Managing director for the independent company in Norway and the UK, Odin Estensen, said: “We actively explore in areas close to existing infrastructure. These near-field discoveries allow for low cost and low carbon developments.
“Initial analysis of Calypso indicates commercial potential. Together with our partners in the Calypso licence we will now study options to effectively develop the discovery using nearby infrastructure.”
Calypso is located within “one of Neptune’s core areas”, about nine miles north-west of the Draugen field and 14m north-east of the Njord A platform.
Well 6407/8-8S was drilled to a vertical depth of 3,496 metres.
It encountered an estimated 8 metre thick gas column and 30 metre thick oil column, in a 131 metre thick Garn Formation sandstone reservoir, of “good to very good quality”.

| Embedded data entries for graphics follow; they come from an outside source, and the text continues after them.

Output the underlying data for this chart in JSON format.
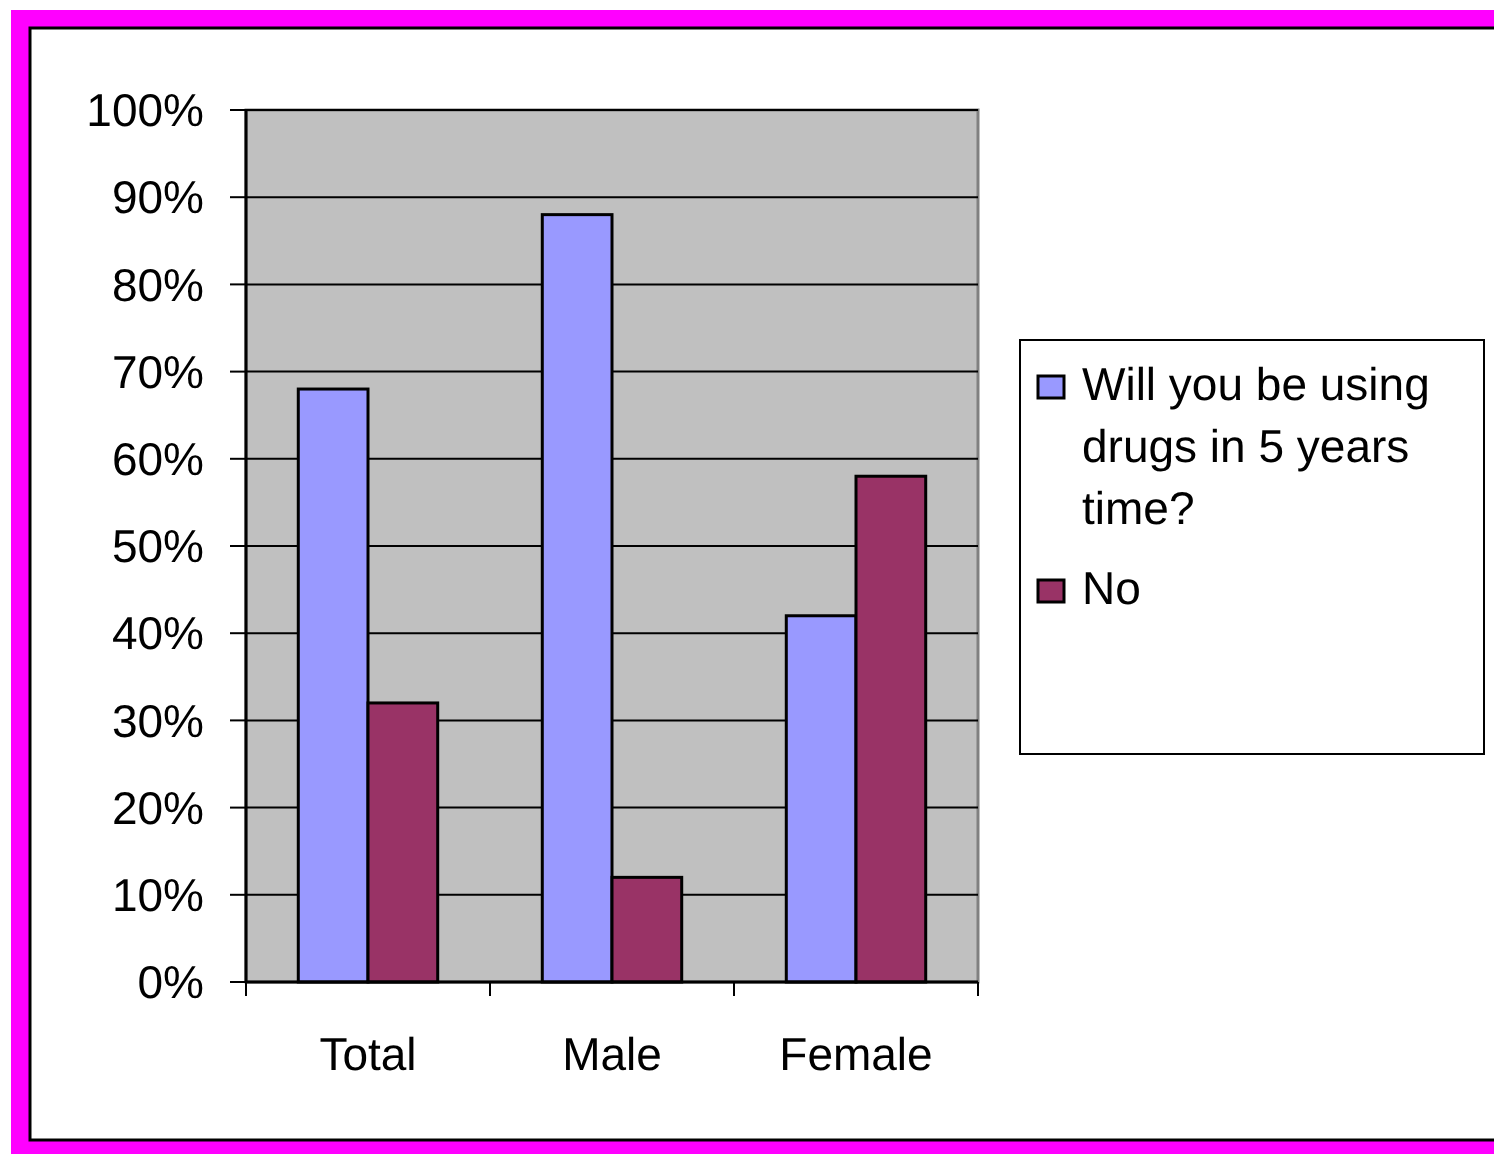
{
  "chart_data": {
    "type": "bar",
    "categories": [
      "Total",
      "Male",
      "Female"
    ],
    "series": [
      {
        "name": "Will you be using drugs in 5 years time?",
        "color": "#9999ff",
        "values": [
          68,
          88,
          42
        ]
      },
      {
        "name": "No",
        "color": "#993366",
        "values": [
          32,
          12,
          58
        ]
      }
    ],
    "ylim": [
      0,
      100
    ],
    "yticks": [
      {
        "value": 0,
        "label": "0%"
      },
      {
        "value": 10,
        "label": "10%"
      },
      {
        "value": 20,
        "label": "20%"
      },
      {
        "value": 30,
        "label": "30%"
      },
      {
        "value": 40,
        "label": "40%"
      },
      {
        "value": 50,
        "label": "50%"
      },
      {
        "value": 60,
        "label": "60%"
      },
      {
        "value": 70,
        "label": "70%"
      },
      {
        "value": 80,
        "label": "80%"
      },
      {
        "value": 90,
        "label": "90%"
      },
      {
        "value": 100,
        "label": "100%"
      }
    ],
    "grid": "y",
    "legend": "right"
  }
}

Spudded by Odfjell Drilling’s Deepsea Yantai semi-submersible, Calypso is divided operator Neptune (30%), OKEA (30%), Pandion Energy (20%) and Vår Energi (20%).
Neptune secured a contract extension for the rig, which kicked off drilling in November, last year, booking it for an additional three wells in Norwegian waters including at Fenja, Ofelia and finally Calypso.
Ofelia was completed in August, with the NPD quoting a resource range of 15.7 – 39 million boe.
Neptune has been the subject of numerous M&A rumours in the last year, with speculation at one stage it was mulling combining with Harbour Energy.